Data collected through the Application is used exclusively to:

• Provide Bluetooth connectivity with the Mintti Heartbook,
• Record and display ECG data in graphs,
• Maintain a history of ECG measurements for the user,
• Ensure proper functioning and security of the Application.

No data is used for marketing purposes or shared with unauthorized third parties.

Your personal data is stored securely as long as you maintain an active account. Upon deletion of your account or uninstallation of the Application, your data will be erased unless retention is required by applicable laws.

TMA will not share your ECG data with third parties except:

• When explicitly authorized by you,
• When required by law or regulatory authorities.

No data is transferred outside the EU unless explicitly approved by the user.
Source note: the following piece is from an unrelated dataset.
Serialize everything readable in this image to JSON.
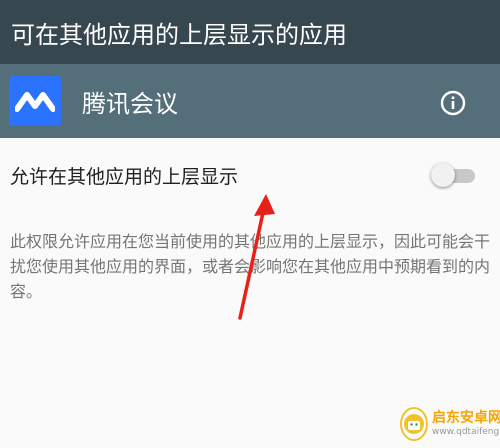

TMA applies strong encryption and security standards:

• AES-256 encryption for data at rest,
• TLS/HTTPS encryption for data in transit,
• Role-based access controls (RBAC) to prevent unauthorized access.

You have the right to:

• Access your personal data,
• Correct or update your information,
• Request deletion of your data,
• Withdraw your consent at any time.

You may also contact the Hellenic Data Protection Authority (HDPA) regarding concerns:

• Tel: +30-210 6475600
• Address: Kifisias 1-3 Ave., Athens, 115 23
• Email: [email protected]

TMA may update this Privacy Policy to comply with legal or regulatory changes. Updates will be published within the Application, and continued use of the Application after such updates constitutes acceptance of the revised policy.